Therein lies an important balance Biden and Democrats need to strike going forward, as they attempt to rev up the economy. Biden plans to turn next to a massive infrastructure proposal that is meant to boost job growth and could cost up to $3 million, the New York Times reports.

Plus, It’s important for Biden and Democrats to start building their political case early for the 2022 midterms, because they could be starting from a structural disadvantage.

Congressional redistricting will start in the fall after the US Census releases its new data. Because Republicans swept state legislature races in 2020, many Republican-controlled state legislatures will have purview over how the congressional districts are drawn.

Wasserman, Cook’s House editor, expects congressional Republicans to net at least a handful of seats in the redistricting process and said that Republicans could likely gain the number of seats they’d need to take back the House from redistricting alone — even before they factor in the political environment.
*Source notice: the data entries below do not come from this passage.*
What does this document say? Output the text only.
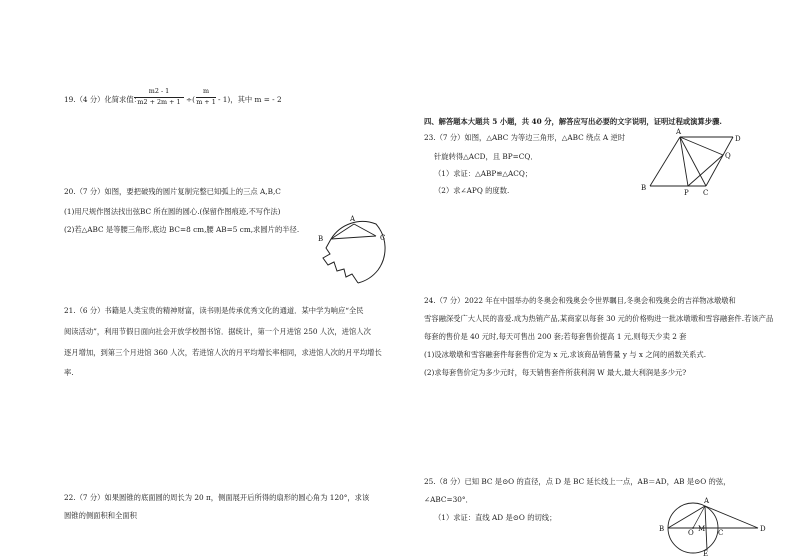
19.（4 分）化简求值：
m2 - 1
m2 + 2m + 1 ÷(
m
m + 1 - 1)，其中 m = - 2
20.（7 分）如图，要把破残的圆片复制完整已知弧上的三点 A,B,C
(1)用尺规作图法找出弦BC 所在圆的圆心.(保留作图痕迹,不写作法)
(2)若△ABC 是等腰三角形,底边 BC=8 cm,腰 AB=5 cm,求圆片的半径.
A
B	C
21.（6 分）书籍是人类宝贵的精神财富，读书则是传承优秀文化的通道．某中学为响应“全民
阅读活动”，利用节假日面向社会开放学校图书馆．据统计，第一个月进馆 250 人次，进馆人次
逐月增加，到第三个月进馆 360 人次，若进馆人次的月平均增长率相同，求进馆人次的月平均增长
率.
22.（7 分）如果圆锥的底面圆的周长为 20 π，侧面展开后所得的扇形的圆心角为 120°，求该
圆锥的侧面积和全面积
四、解答题本大题共 5 小题，共 40 分，解答应写出必要的文字说明，证明过程或演算步骤.
23.（7 分）如图，△ABC 为等边三角形，△ABC 绕点 A 逆时
针旋转得△ACD，且 BP=CQ．
（1）求证：△ABP≌△ACQ；
（2）求∠APQ 的度数.
A
D
Q
B
P C
24.（7 分）2022 年在中国举办的冬奥会和残奥会令世界瞩目,冬奥会和残奥会的吉祥物冰墩墩和
雪容融深受广大人民的喜爱.成为热销产品,某商家以每套 30 元的价格购进一批冰墩墩和雪容融套件.若该产品
每套的售价是 40 元时,每天可售出 200 套;若每套售价提高 1 元,则每天少卖 2 套
(1)设冰墩墩和雪容融套件每套售价定为 x 元,求该商品销售量 y 与 x 之间的函数关系式.
(2)求每套售价定为多少元时，每天销售套件所获利润 W 最大,最大利润是多少元?
25.（8 分）已知 BC 是⊙O 的直径，点 D 是 BC 延长线上一点，AB＝AD，AB 是⊙O 的弦，
∠ABC=30°．
（1）求证：直线 AD 是⊙O 的切线；
A
B	O M C	D
E
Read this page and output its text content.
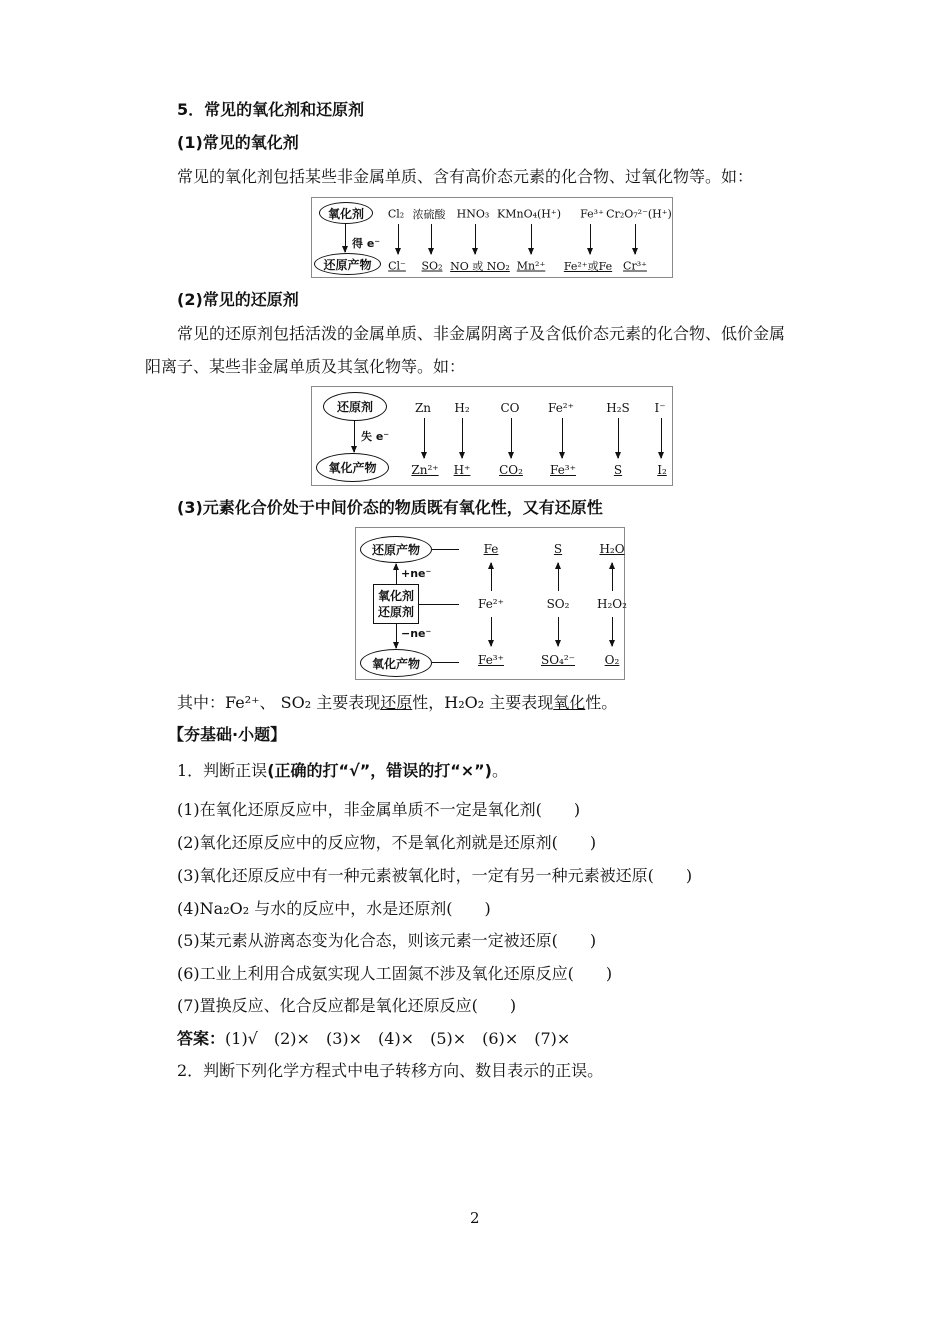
5．常见的氧化剂和还原剂
(1)常见的氧化剂
常见的氧化剂包括某些非金属单质、含有高价态元素的化合物、过氧化物等。如：
氧化剂
还原产物
得 e⁻
Cl₂ 浓硫酸 HNO₃ KMnO₄(H⁺) Fe³⁺ Cr₂O₇²⁻(H⁺)
Cl⁻ SO₂ NO 或 NO₂ Mn²⁺ Fe²⁺或Fe Cr³⁺
(2)常见的还原剂
常见的还原剂包括活泼的金属单质、非金属阴离子及含低价态元素的化合物、低价金属
阳离子、某些非金属单质及其氢化物等。如：
还原剂
氧化产物
失 e⁻
Zn H₂	CO Fe²⁺	H₂S I⁻
Zn²⁺ H⁺ CO₂ Fe³⁺	S	I₂
(3)元素化合价处于中间价态的物质既有氧化性，又有还原性
还原产物
+ne⁻
氧化剂
还原剂
−ne⁻
氧化产物
Fe	S	H₂O
Fe²⁺	SO₂ H₂O₂
Fe³⁺	SO₄²⁻ O₂
其中：Fe²⁺、 SO₂ 主要表现还原性，H₂O₂ 主要表现氧化性。
【夯基础·小题】
1．判断正误(正确的打“√”，错误的打“×”)。
(1)在氧化还原反应中，非金属单质不一定是氧化剂(　　)
(2)氧化还原反应中的反应物，不是氧化剂就是还原剂(　　)
(3)氧化还原反应中有一种元素被氧化时，一定有另一种元素被还原(　　)
(4)Na₂O₂ 与水的反应中，水是还原剂(　　)
(5)某元素从游离态变为化合态，则该元素一定被还原(　　)
(6)工业上利用合成氨实现人工固氮不涉及氧化还原反应(　　)
(7)置换反应、化合反应都是氧化还原反应(　　)
答案：(1)√　(2)×　(3)×　(4)×　(5)×　(6)×　(7)×
2．判断下列化学方程式中电子转移方向、数目表示的正误。
2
However popular the stimulus bill is, it’s far too early to tell whether it will be the deciding factor in midterm elections that are happening well over a year from now. Ahead of the electoral devastation for Democrats in 2010, there were few major warning signs it would be a bad year. Wasserman noted that Democrats won a tight special election in 2009 to replace Democratic Sen. Kristen Gillibrand’s seat in upstate New York — only to decisively lose the district a year later.

“It was a poor indicator of what was to come in 2010,” Wasserman told Vox. “I would just point out that political conditions change quickly.”